Trans Day of Remembrance 2018: A message from trans activists in the region
Bangkok, Thailand, Tuesday, 20th November 2018
Each year on the 20th of November, we gather to mourn and commemorate those we have lost their lives to transphobia. This day serves as a reminder of the continued injustice and violence that trans people experience. It reminds us of the necessity of creating the spaces for healing that our communities need to persevere, survive, and thrive.
Unfathomable violence has cut short the lives of our community members, and throughout the world governments fail to offer real, meaningful protection for trans people. Trans people continue to experience significant challenges and compounded discrimination that extend to many areas of their lives, including their personal safety and security, opportunities for meaningful and fulfilling employment, access to education, adequate housing, and appropriate and compassionate healthcare. These injustices are perpetuated by systemic transphobia, present throughout the institutions which make up our societies’ underlying power structures.
Between January 2008 to September 2018, we have lost 2,982 trans people to such hate and to the systematic structural barrier from the region.The pain of these losses is immense. Violence against our community members has profound consequences, impacting trans people’s wellbeing and often placing trans-led community organisations at the center to demand justice, coordinate funeral costs while continuing other critical programming. The compounded struggles create a difficult environment to continue the fight, but we do. The strength and resilience that occurs within trans communities is unparalleled, and in supporting one another through our shared struggles we discover beauty. The strength and resilience within our communities is unparalleled, and it is in our relationships with one another, our shared experiences, and our victories that we find an undeniable beauty and a powerful declaration of solidarity.

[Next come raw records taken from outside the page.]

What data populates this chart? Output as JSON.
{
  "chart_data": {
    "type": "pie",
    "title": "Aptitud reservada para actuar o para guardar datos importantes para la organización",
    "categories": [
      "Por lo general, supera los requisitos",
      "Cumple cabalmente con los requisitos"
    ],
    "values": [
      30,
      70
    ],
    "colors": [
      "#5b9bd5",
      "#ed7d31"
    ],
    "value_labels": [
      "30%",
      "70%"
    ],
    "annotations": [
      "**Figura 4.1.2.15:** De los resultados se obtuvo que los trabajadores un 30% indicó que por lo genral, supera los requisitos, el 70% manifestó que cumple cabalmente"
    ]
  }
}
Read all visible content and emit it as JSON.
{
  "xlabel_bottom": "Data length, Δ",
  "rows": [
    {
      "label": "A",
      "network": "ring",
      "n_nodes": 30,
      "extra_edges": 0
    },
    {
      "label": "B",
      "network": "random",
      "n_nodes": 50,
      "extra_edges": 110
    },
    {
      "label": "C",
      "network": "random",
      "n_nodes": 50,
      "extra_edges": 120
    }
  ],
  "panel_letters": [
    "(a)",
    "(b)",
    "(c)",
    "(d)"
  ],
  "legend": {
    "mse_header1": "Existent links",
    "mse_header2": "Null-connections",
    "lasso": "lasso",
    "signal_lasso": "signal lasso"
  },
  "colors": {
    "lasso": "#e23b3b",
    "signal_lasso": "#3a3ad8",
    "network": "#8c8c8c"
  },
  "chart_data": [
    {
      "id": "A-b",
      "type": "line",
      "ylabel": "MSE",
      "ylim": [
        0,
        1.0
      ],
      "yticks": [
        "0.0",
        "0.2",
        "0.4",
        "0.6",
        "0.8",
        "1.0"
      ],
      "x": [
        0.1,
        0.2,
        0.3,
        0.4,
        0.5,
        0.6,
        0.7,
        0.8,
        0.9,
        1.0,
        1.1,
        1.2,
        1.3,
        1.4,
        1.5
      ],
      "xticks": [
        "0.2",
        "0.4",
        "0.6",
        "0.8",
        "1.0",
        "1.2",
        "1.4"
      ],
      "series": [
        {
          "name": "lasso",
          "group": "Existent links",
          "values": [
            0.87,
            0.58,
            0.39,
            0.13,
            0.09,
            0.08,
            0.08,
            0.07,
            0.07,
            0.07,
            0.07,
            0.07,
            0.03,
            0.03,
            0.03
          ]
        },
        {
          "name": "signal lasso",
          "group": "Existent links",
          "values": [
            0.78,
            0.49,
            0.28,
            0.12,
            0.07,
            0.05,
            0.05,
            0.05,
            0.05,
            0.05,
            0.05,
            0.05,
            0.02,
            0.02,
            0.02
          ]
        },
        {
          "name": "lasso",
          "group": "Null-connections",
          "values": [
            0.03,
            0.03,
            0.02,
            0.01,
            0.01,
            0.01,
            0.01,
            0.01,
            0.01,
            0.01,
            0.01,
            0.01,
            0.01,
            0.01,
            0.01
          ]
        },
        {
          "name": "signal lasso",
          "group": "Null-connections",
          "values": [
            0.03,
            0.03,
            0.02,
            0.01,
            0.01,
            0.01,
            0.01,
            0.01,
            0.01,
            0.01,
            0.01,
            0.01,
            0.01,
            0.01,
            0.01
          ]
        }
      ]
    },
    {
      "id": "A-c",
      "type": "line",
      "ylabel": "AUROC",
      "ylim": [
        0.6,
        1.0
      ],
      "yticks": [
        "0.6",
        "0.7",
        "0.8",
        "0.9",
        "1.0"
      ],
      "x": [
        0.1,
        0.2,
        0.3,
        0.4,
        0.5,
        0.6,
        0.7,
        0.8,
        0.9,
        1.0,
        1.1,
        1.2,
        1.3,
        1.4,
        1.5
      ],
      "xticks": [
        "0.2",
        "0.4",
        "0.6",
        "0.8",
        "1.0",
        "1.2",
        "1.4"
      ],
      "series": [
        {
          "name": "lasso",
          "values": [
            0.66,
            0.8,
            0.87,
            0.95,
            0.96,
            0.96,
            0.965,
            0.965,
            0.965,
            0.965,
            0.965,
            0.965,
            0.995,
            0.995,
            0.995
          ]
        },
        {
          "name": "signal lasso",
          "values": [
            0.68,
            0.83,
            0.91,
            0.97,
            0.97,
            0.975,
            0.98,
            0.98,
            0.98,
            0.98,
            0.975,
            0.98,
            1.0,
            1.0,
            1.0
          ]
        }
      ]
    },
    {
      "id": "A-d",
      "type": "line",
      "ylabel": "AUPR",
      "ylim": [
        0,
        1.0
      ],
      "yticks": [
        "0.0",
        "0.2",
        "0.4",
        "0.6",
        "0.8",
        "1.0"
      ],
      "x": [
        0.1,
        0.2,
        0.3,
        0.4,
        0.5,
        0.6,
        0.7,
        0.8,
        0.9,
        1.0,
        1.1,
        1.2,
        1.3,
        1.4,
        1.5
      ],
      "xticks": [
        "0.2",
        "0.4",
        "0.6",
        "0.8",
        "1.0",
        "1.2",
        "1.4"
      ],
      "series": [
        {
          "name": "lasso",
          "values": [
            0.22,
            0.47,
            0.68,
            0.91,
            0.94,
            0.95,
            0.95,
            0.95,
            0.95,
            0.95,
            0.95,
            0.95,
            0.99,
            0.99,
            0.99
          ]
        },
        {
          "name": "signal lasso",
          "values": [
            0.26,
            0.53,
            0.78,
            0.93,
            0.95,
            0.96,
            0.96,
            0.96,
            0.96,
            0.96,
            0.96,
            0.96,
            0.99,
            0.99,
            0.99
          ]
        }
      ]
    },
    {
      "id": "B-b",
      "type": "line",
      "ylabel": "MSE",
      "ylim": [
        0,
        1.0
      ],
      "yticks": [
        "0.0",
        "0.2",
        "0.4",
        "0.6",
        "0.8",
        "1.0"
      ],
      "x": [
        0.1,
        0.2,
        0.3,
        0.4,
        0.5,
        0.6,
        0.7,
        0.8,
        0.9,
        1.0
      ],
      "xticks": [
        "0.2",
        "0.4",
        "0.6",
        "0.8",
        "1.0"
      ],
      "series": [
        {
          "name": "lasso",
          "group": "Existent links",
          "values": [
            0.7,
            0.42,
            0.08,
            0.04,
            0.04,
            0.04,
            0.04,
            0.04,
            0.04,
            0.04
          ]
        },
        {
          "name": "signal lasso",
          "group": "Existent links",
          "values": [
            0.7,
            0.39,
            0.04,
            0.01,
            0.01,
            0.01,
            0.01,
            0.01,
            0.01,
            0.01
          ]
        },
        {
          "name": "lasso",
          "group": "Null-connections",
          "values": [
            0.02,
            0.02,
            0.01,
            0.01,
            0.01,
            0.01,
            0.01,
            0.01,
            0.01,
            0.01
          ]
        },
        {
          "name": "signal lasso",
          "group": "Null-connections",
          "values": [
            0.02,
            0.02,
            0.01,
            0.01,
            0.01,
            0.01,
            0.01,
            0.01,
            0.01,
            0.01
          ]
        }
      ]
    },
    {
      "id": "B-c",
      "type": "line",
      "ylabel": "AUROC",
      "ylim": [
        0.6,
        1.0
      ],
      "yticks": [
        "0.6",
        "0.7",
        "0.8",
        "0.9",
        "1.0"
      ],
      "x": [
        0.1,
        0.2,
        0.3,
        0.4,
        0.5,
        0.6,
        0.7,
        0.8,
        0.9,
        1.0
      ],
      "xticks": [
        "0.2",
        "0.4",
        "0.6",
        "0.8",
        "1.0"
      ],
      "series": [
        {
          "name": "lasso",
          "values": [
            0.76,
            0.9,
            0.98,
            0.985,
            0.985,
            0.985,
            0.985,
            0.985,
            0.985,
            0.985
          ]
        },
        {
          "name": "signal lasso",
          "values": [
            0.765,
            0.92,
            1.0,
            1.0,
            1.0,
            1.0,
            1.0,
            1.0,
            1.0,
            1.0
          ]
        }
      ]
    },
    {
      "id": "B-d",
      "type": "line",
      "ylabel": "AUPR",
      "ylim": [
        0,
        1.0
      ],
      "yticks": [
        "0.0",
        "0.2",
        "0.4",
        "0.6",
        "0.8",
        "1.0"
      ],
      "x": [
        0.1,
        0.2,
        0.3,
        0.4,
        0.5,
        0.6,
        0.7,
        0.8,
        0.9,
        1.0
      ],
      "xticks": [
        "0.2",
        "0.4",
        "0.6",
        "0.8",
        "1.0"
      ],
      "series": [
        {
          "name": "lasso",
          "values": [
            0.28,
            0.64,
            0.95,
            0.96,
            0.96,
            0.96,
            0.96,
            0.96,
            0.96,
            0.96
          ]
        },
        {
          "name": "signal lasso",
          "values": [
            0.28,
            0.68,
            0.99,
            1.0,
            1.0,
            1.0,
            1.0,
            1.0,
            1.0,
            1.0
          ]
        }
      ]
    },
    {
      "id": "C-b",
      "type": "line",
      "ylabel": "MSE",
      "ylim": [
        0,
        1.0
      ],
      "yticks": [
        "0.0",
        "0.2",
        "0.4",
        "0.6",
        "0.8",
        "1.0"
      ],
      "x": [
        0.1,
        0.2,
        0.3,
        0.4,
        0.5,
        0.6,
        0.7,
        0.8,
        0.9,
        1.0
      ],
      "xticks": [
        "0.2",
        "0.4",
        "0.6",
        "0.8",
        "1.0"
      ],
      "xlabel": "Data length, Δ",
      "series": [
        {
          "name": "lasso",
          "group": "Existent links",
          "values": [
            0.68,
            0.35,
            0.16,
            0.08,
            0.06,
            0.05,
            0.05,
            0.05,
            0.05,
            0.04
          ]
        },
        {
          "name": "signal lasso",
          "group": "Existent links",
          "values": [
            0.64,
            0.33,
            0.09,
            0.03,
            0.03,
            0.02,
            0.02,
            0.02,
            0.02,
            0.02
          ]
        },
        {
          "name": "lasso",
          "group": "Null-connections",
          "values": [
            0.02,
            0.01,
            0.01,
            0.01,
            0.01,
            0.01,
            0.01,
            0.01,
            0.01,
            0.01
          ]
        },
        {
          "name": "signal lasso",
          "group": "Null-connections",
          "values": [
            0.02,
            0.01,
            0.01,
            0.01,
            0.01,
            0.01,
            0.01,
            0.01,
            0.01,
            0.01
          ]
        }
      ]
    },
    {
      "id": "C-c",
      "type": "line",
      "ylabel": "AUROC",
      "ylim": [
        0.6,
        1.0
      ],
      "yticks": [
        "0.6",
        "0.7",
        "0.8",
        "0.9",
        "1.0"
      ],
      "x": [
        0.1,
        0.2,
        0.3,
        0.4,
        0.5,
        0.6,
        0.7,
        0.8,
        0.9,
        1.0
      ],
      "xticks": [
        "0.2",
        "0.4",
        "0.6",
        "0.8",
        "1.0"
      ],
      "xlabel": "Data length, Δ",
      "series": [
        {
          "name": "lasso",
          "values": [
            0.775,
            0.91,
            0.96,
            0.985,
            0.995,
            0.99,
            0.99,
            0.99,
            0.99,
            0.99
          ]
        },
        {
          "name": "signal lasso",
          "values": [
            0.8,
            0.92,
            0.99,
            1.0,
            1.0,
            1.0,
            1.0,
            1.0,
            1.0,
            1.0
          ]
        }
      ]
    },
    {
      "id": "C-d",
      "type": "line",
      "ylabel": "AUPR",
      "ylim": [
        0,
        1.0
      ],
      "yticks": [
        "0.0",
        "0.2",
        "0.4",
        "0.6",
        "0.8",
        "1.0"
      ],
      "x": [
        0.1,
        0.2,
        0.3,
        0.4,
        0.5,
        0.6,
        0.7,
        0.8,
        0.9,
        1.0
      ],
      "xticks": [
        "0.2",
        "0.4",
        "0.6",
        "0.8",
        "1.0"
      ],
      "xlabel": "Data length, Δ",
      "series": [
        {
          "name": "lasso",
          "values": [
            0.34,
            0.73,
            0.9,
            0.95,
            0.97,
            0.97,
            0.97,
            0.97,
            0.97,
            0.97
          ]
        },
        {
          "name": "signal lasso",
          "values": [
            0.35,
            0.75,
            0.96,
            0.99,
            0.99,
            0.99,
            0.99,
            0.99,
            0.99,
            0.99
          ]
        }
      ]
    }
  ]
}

There are actions that society, government and institutions can be enact to reduce violence and protect trans people. Countries and allies must step up in taking action. The approaches to reduce the violence and discrimination against trans people must take into consideration intersectional spheres of identity including class, race, sexual orientation, and culture. Legal gender recognition based on self-identification, decriminalisation of sex work, and non-discrimination laws based on SOGIESC principles would improve the quality of life, dignity and safety of trans people. Sensitisation of police, government, health providers, and journalists is important to ensure that trans people receive appropriate and comprehensive care in any situation. Collecting information on the violence and deaths of trans people using gender sensitive and is key to ensure that trans people are treated with dignity. APTN with its community members urges all countries to step up and monitor cases of violence and discrimination against trans people, offer sensitive and appropriate support following any cases of violence and enact critical policies that are critical in ensuring no more lives are lost and justice due served to perpetrators.
Step up and demand for justice to the trans lives lost. Stand up for Trans Rights.